Determined to reach freedom in 1990, the fishermen stole out of Havana and navigated through shark-infested waters, evading capture by Cuban authorities patrolling the gateway to liberty in the Florida Keys.

For 16 years the boat sat in Islamorada, becoming lawn art, until her owner contacted a family friend, wondering whether he wanted to restore the boat. Faster than you can say Fidel Castro, the boat was on its way to Cortez, home to nationally recognized builders and restorers of wooden boats.

Bob Pitt, who leads an army of craftsmen dedicating hundreds of volunteer hours, received that telephone call from his cousin, offering him a priceless present of a beat-up boat.

For Pitt there is no finer gift then a chance to refurbish another boat. A native of Florida, he is acknowledged as a master craftsman of wooden boats.

"Every time I see a tree, I see a boat," Pitt said. "And I got my eye on two or three trees right now."

For five years Pitt has worked as a county employee, laboring to preserve the historical nature of the fishing village. Thanks to the expertise and dedication of Pitt and his volunteer colleagues, more than 40 wooden boats have been repaired, entirely restored or created.

To watch veteran craftsmen hone their skills while laughing and joking reveals how much enjoyment these men are having giving their time and talent to creativity. Doug Calhoun, a retired English professor from Brockport, N.Y., shares this joy of perfection and comradeship.

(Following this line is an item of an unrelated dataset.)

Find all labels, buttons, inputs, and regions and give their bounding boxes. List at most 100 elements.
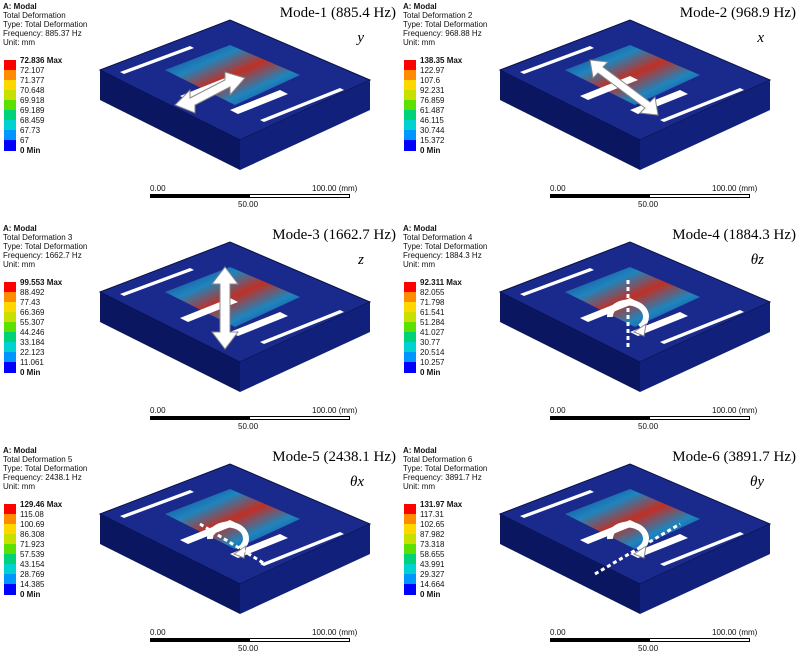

"We call it The Adult Day Care Center," he joked. "The rule is if the wives don't pay $50 a month, we'll send their husbands home."

"My wife always pays up," Calhoun said, sitting down to a communal lunch in the firehouse.

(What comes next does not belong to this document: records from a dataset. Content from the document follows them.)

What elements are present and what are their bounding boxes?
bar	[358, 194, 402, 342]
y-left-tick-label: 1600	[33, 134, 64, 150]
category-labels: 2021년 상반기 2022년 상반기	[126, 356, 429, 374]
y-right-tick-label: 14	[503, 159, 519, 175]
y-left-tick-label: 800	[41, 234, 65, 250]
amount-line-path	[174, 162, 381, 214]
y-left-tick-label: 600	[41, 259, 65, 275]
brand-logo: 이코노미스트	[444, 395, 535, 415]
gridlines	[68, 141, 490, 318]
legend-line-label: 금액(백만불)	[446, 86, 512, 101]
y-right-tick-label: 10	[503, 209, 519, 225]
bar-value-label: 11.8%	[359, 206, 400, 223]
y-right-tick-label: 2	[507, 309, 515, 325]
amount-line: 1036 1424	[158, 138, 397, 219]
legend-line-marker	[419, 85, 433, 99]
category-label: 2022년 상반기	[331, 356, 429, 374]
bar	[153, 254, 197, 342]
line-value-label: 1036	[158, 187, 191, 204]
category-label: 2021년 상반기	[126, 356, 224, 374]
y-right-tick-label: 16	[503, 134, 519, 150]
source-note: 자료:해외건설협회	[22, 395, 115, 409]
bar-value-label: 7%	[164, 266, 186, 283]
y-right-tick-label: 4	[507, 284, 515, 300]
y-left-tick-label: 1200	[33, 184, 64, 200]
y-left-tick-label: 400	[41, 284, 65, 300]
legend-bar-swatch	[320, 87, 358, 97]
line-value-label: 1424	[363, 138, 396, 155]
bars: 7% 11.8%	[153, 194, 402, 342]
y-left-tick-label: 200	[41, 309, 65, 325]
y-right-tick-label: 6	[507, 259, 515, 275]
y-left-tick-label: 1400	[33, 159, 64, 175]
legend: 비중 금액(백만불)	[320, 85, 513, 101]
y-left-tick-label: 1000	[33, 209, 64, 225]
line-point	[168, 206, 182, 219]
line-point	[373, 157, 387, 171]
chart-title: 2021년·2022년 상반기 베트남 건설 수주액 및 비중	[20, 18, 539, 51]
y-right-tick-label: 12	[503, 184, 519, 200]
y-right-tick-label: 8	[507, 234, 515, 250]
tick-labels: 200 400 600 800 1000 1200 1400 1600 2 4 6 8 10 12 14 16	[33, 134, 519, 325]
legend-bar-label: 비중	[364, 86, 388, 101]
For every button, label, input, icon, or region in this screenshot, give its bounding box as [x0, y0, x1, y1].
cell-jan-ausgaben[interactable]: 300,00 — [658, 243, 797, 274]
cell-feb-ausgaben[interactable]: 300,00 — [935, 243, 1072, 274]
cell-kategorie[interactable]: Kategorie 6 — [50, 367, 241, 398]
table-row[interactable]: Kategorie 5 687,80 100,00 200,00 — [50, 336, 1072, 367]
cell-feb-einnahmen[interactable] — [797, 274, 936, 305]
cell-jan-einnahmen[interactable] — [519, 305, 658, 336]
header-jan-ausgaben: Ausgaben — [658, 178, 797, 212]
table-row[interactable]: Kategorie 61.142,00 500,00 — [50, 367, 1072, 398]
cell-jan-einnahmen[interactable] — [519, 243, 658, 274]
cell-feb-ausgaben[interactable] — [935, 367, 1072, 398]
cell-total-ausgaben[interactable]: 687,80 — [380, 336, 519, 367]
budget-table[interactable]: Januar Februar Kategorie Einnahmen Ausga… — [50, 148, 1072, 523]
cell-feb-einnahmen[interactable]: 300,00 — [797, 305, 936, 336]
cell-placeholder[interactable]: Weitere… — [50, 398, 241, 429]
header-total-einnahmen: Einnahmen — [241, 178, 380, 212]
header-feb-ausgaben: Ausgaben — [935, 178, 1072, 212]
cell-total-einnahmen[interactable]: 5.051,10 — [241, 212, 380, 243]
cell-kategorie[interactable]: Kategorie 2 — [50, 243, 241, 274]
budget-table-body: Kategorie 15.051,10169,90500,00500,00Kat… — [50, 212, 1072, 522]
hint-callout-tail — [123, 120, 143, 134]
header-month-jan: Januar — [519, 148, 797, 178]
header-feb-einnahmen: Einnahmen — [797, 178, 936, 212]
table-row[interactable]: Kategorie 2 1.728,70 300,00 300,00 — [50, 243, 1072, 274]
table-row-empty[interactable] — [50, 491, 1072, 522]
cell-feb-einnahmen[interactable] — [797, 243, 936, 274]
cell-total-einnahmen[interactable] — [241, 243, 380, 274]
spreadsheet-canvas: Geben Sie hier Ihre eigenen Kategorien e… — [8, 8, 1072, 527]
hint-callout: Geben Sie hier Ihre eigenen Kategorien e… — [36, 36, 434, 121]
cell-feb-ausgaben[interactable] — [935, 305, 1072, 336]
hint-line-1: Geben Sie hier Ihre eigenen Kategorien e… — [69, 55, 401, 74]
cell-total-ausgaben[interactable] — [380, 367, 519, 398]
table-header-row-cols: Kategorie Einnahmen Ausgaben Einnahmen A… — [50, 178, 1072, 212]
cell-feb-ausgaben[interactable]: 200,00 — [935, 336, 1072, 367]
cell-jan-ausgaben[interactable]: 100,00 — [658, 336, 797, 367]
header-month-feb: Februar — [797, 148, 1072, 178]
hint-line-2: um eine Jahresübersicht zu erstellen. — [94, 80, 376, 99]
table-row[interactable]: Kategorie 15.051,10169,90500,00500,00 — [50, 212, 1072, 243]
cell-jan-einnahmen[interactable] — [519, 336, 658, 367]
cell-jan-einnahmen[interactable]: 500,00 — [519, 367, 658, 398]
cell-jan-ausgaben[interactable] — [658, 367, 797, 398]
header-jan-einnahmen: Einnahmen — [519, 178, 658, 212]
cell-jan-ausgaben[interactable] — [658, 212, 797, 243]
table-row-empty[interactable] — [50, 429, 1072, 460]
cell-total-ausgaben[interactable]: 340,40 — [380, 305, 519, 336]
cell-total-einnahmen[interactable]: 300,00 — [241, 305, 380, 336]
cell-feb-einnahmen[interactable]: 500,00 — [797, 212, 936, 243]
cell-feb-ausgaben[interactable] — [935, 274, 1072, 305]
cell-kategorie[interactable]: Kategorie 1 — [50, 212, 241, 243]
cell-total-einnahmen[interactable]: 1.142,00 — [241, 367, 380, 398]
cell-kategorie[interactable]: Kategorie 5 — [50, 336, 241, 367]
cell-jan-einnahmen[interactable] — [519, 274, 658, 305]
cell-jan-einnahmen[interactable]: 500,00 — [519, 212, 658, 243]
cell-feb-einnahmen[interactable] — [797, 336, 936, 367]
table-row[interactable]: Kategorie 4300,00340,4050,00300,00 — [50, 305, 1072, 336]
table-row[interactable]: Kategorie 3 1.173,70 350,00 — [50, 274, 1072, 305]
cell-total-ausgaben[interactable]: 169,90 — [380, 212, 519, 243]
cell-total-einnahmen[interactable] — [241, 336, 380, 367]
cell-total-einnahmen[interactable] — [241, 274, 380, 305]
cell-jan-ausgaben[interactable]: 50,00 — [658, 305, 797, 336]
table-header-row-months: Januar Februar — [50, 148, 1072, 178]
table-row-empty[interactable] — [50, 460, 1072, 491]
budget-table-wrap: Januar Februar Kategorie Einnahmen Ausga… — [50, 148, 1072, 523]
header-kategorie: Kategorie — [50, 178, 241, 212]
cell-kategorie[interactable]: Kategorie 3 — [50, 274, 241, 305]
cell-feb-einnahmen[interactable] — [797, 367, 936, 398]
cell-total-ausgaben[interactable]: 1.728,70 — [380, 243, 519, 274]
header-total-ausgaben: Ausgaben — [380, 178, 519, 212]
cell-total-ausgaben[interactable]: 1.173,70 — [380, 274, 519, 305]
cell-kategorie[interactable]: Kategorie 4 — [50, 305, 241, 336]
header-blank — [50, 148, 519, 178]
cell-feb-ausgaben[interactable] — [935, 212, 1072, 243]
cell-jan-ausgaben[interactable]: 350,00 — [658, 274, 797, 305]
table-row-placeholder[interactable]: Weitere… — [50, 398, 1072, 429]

The artisans completely rehabilitated the refugee boat, scraping off the black tar used to disguise her night-flight to freedom. Then volunteers worked to refurbish the dilapidated vessel, which was made of cannibalized materials of dry-rotted Cuban hardwood and pine that was infested with termites, carpenter ants and held together by clenched copper nails.

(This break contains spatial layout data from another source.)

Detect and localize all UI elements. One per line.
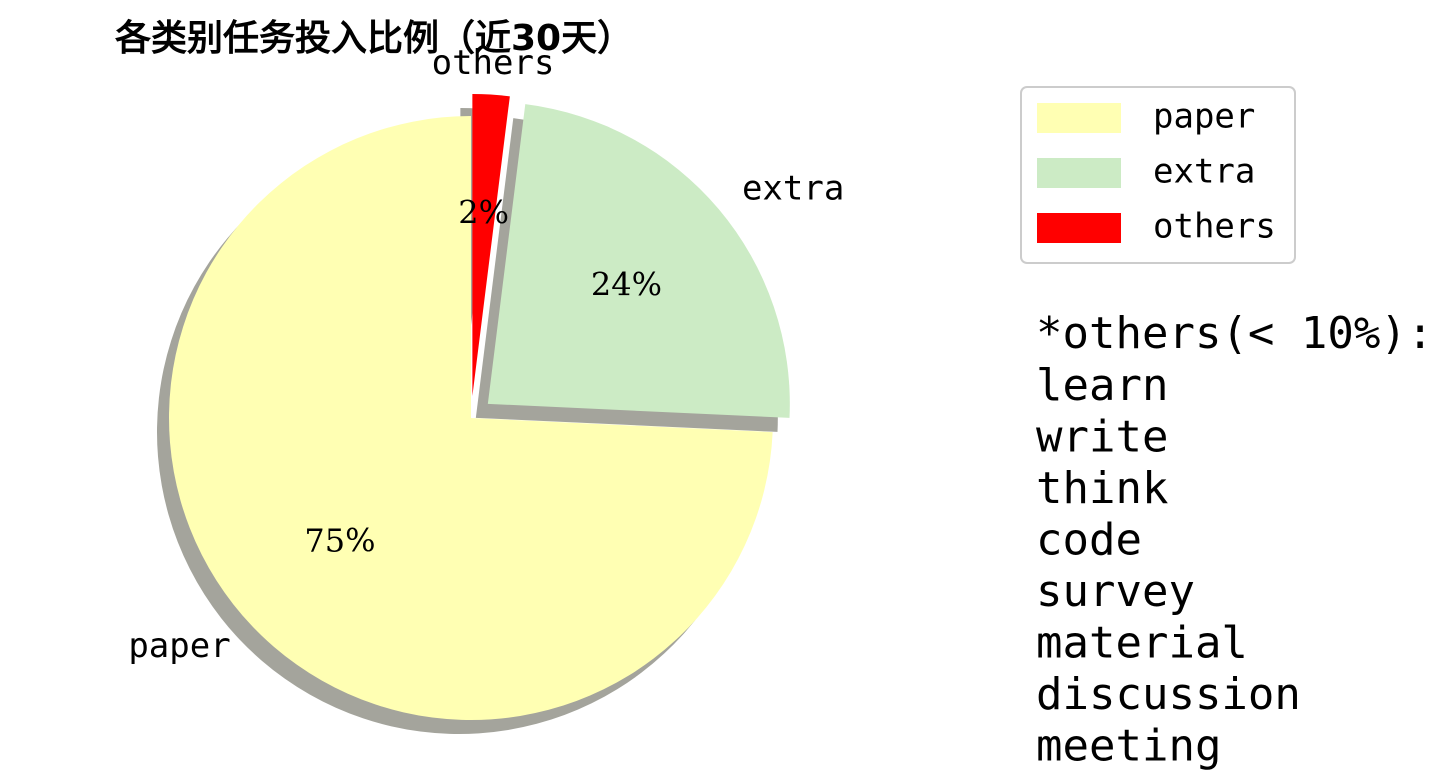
legend-label-paper: paper xyxy=(1153,97,1255,137)
others-note: *others(< 10%): learnwritethinkcodesurve… xyxy=(1036,308,1433,772)
outer-label-paper: paper xyxy=(128,626,230,666)
others-note-item: survey xyxy=(1036,566,1195,617)
others-note-item: discussion xyxy=(1036,669,1301,720)
pie-percent-labels: 75% 24% 2% xyxy=(304,194,662,560)
legend-swatch-extra xyxy=(1037,158,1121,188)
others-note-item: code xyxy=(1036,515,1142,566)
outer-label-extra: extra xyxy=(742,168,844,208)
others-note-heading: *others(< 10%): xyxy=(1036,308,1433,359)
legend-label-extra: extra xyxy=(1153,152,1255,192)
others-note-item: material xyxy=(1036,618,1248,669)
chart-title: 各类别任务投入比例（近30天） xyxy=(115,18,633,59)
legend-label-others: others xyxy=(1153,207,1276,247)
legend-swatch-others xyxy=(1037,213,1121,243)
outer-label-others: others xyxy=(432,43,555,83)
others-note-item: learn xyxy=(1036,360,1168,411)
pie-slice-paper xyxy=(168,116,773,720)
legend: paper extra others xyxy=(1020,86,1296,264)
others-note-item: think xyxy=(1036,463,1168,514)
pct-label-extra: 24% xyxy=(591,266,662,304)
pct-label-paper: 75% xyxy=(304,522,375,560)
pct-label-others: 2% xyxy=(458,194,509,232)
others-note-item: meeting xyxy=(1036,721,1221,772)
pie-slice-others xyxy=(472,94,510,397)
legend-swatch-paper xyxy=(1037,103,1121,133)
pie-slice-extra xyxy=(487,104,790,418)
others-note-item: write xyxy=(1036,412,1168,463)
pie-outer-labels: paper extra others xyxy=(128,43,844,666)
pie-slices xyxy=(168,94,790,720)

A further analysis of the craft revealed that the boat lumber making up her centerboard trunk appeared to have been dock material. The boom had a guava branch crook used for its jaws. The boat was turned upside down and the rotted planks, kelson, centerboard trunk and centerboard were ripped off.

Two years later the completed boat looked like a prized specimen that lusty sailors would crave. The vessel sparkled with its bright green topside; orange guard and trim, with gray and black inside. And then one late night Cortez artist Linda Molto put on the final touches, by painting "Esperanza" on her bow.

"There's something very compelling about the Esperanza. You want to touch it," Molto said. "It pulls you in, and you can't let go."

But before the Esperanza set sail, a final boat builders' tradition of good fortune was enacted. Enrique Viera, who fled Cuba in 1961 when he was just 8 years old, smuggled aboard a Pan Am flight from Havana, had a special gift for a special craft.

Viera, a boat builder and resident of Anna Maria, donated a 1958 silver 10-centavo coin that was placed under the mast at the mast step.

The Esperanza continues to be fated for good fortune. On the day she was completed, April 19, 2008, the boat was launched at the Third Annual Great Florida Gulf Coast Small Craft Festival, and was given the Lee Hickok Award for traditional design and construction.

An avid sailor is Roger Allen, Cortez Village's historic manager, who is responsible for the huge strides made in Cortez.

"Roger has just done tremendous achievements for the village," said Allen Garner, president of the Florida Institute for Saltwater Heritage. "From boat building, museum operations, Cortez Village Historic Society and grant writing, all demonstrate how indispensable Roger is for Cortez. Thanks to Roger, the Esperanza is a prize-winning result of his leadership."

Allen typically deflects compliments to his staff and volunteers.

"What we have done is a way of saying thanks to all those refugees seeking liberty. These Cubans were desperate in their search for freedom," Allen said. "They wanted a new way of life. It's the same challenge pioneers felt when they settled in the Wild West. It's the quintessential American story."